Comment avez-vous travaillé avec les auteurs du film, Daniel Cattier, Juan Gélas et Fanny Glissant ? Avez-vous fait de nouvelles découvertes à l’occasion de cette collaboration ?

Au début,  donc, ce fut la transmission ou plutôt l’orientation d’un savoir dont ils avaient besoin pour démarrer. À partir de là, les cinéastes ont travaillé de leur côté sur les scénarios et moi du mien dans l’écriture. Du côté de l’écriture du livre, il n’y a pas eu d’échange avec les cinéastes, ce n’est pas le même métier que d’être historienne.  Mais côté film, j’avais une autre casquette : celle de « conseillère ». Le contact a été étroit, en ce qui me concerne,  outre bien entendu avec Fanny Glissant en permanence, surtout avec Juan Gelas, qui traitait plus spécifiquement, dans les deux premiers films, de « ma » partie, c’est à dire de l’Afrique. Je suis intervenue, par exemple, au démarrage du premier film, sur le fait qu’il n’était pas question de faire commencer ce film juste avec la traite arabe musulmane du VIIe siècle, pour une raison pratique : c’est la période où l’on commence à avoir des sources écrites précises ; or, bien avant, l’esclavage était l’une des choses les plus anciennes du monde, dans les temps anciens la quasi-totalité des esclaves étaient plutôt blancs que d’une autre couleur. J’ai donc suggéré d’évoquer l’esclavage romain, bien connu de tous. J’étais aussi là pour repérer toute approximation ou inexactitude historique  possible, puisque j’étais la seule à appréhender une connaissance globale sur l’ensemble des périodes et des continents (je me souviens par exemple avoir fait supprimer la mention d’Abidjan comme port du XIXe siècle alors que la ville fut fondée en 1930). J’ai donc supervisé et commenté tous les textes écrits et dits dans les films, et aussi tous les films avant leur finition. Il y a eu beaucoup d’échanges, où je répondais aux questions que le réalisateur me posait, ou bien où je donnais mon avis ; libres bien entendu aux auteurs d’en faire ce qu’ils voulaient ! Ces échanges ont été très féconds, pour eux j’espère, mais pour moi aussi. J’ai découvert toute une série d’auteurs, de faits, de processus, de questions que je connaissais mal ou pas du tout. Comme j’adore apprendre, écrire ce livre a été pour moi un  vrai bonheur malgré la dureté du sujet. 

 

Cette histoire s’appuie sur des sources provenant quasi-exclusivement des sociétés esclavagistes. Existe-t-il des éléments matériels provenant de ceux que vous appelez les « esclavisés » ? De quelle nature sont-ils ?

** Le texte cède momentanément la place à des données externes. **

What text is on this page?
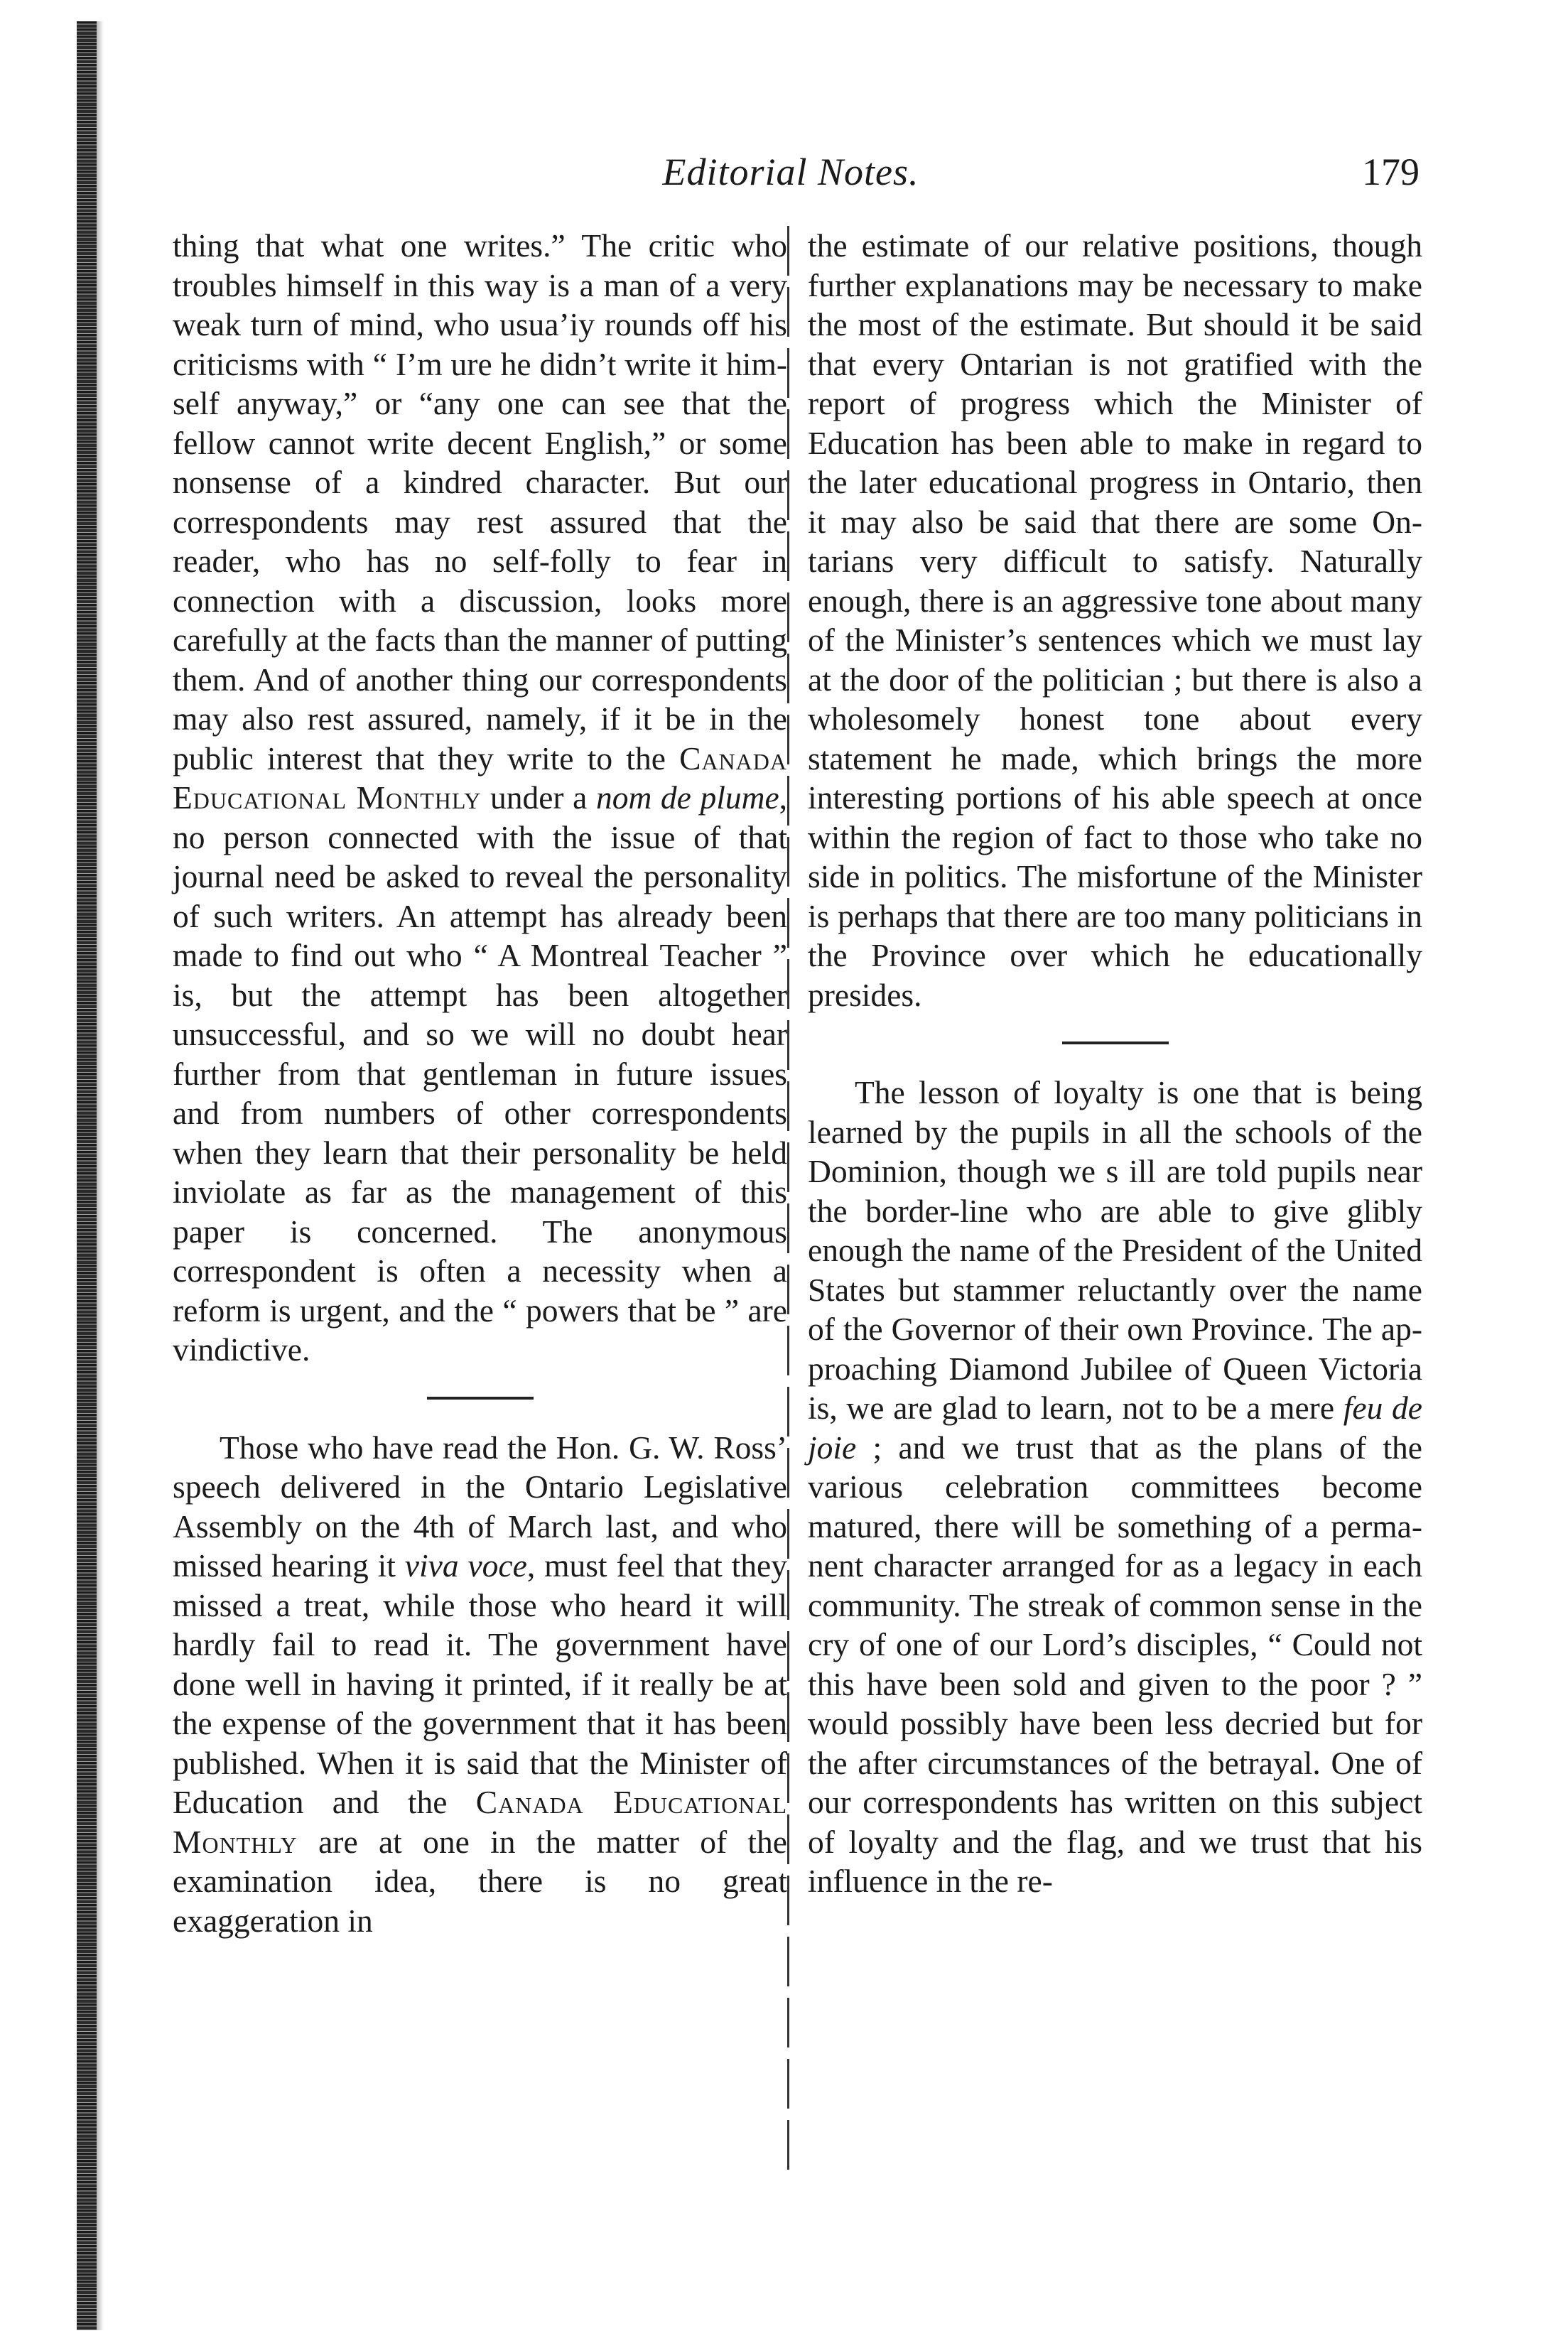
Editorial Notes.	179

thing that what one writes.” The critic who troubles himself in this way is a man of a very weak turn of mind, who usua’iy rounds off his criticisms with “ I’m ure he didn’t write it himself anyway,” or “any one can see that the fellow cannot write decent English,” or some nonsense of a kindred character. But our correspondents may rest assured that the reader, who has no self-folly to fear in connection with a discussion, looks more carefully at the facts than the manner of putting them. And of another thing our correspondents may also rest assured, namely, if it be in the public interest that they write to the Canada Educational Monthly under a nom de plume, no person connected with the issue of that journal need be asked to reveal the personality of such writers. An attempt has already been made to find out who “ A Montreal Teacher ” is, but the attempt has been altogether unsuccessful, and so we will no doubt hear further from that gentleman in future issues and from numbers of other correspondents when they learn that their personality be held inviolate as far as the management of this paper is concerned. The anonymous correspondent is often a necessity when a reform is urgent, and the “ powers that be ” are vindictive.

Those who have read the Hon. G. W. Ross’ speech delivered in the Ontario Legislative Assembly on the 4th of March last, and who missed hearing it viva voce, must feel that they missed a treat, while those who heard it will hardly fail to read it. The government have done well in having it printed, if it really be at the expense of the government that it has been published. When it is said that the Minister of Education and the Canada Educational Monthly are at one in the matter of the examination idea, there is no great exaggeration in

the estimate of our relative positions, though further explanations may be necessary to make the most of the estimate. But should it be said that every Ontarian is not gratified with the report of progress which the Minister of Education has been able to make in regard to the later educational progress in Ontario, then it may also be said that there are some Ontarians very difficult to satisfy. Naturally enough, there is an aggressive tone about many of the Minister’s sentences which we must lay at the door of the politician ; but there is also a wholesomely honest tone about every statement he made, which brings the more interesting portions of his able speech at once within the region of fact to those who take no side in politics. The misfortune of the Minister is perhaps that there are too many politicians in the Province over which he educationally presides.

The lesson of loyalty is one that is being learned by the pupils in all the schools of the Dominion, though we s ill are told pupils near the border-line who are able to give glibly enough the name of the President of the United States but stammer reluctantly over the name of the Governor of their own Province. The approaching Diamond Jubilee of Queen Victoria is, we are glad to learn, not to be a mere feu de joie ; and we trust that as the plans of the various celebration committees become matured, there will be something of a permanent character arranged for as a legacy in each community. The streak of common sense in the cry of one of our Lord’s disciples, “ Could not this have been sold and given to the poor ? ” would possibly have been less decried but for the after circumstances of the betrayal. One of our correspondents has written on this subject of loyalty and the flag, and we trust that his influence in the re-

Non, je réagirais sur le « quasi-exclusivement ». D’abord des sources nouvelles commencent seulement à être bien exploitées : les sources archéologiques. On ne cesse de trouver des cimetières d’esclaves, ou plutôt des charniers et des entassements de fosses communes, en Afrique, au Brésil, à la Jamaïque ou ailleurs. L’archéologie des communautés de marrons (esclaves échappés en brousse) est prometteuse sur leur culture matérielle. Beaucoup d’esclaves finalement libérés, de langue arabe ou anglaise, ont décrit leur parcours. On a des textes authentiques depuis le XVIIe siècle, qui racontent comment ils ont été pris en Afrique et embarqués. Ils abondent surtout il est vrai au XIXe siècle, écrits par d’anciens esclavisés échappés de l’enfer cotonnier du sud des États-Unis. Pour les périodes plus anciennes, les archives des procès de l’Inquisition, où des nombreuses révoltes font entendre la voix des esclaves. Enfin, en Afrique même, les historiens africains ont commencé un travail approfondi d’enquêtes orales auprès des descendants, qui révèlent beaucoup de choses. Pour le reste, bien entendu, il s’agit pour l’historienne que je suis de décrypter les sources quelles qu’elles soient, car elles informent souvent autant sur leurs auteurs que sur les faits qu’ils rapportent. Par exemple, dans les Amériques, la terreur que le risque de révoltes inspirait aux maîtres fait que bien des procès et des répressions sanglantes l’ont été sur dénonciation de complots imaginaires mais néanmoins avoués sous la torture.  

 

Vous travaillez depuis de nombreuses années sur cette histoire. Comment a évolué l’attitude des États sur leur passé esclavagiste, en Europe et ailleurs ? Va-t-on vers une reconnaissance institutionnelle de ce passé, notamment à travers la création de musées, de fondations ?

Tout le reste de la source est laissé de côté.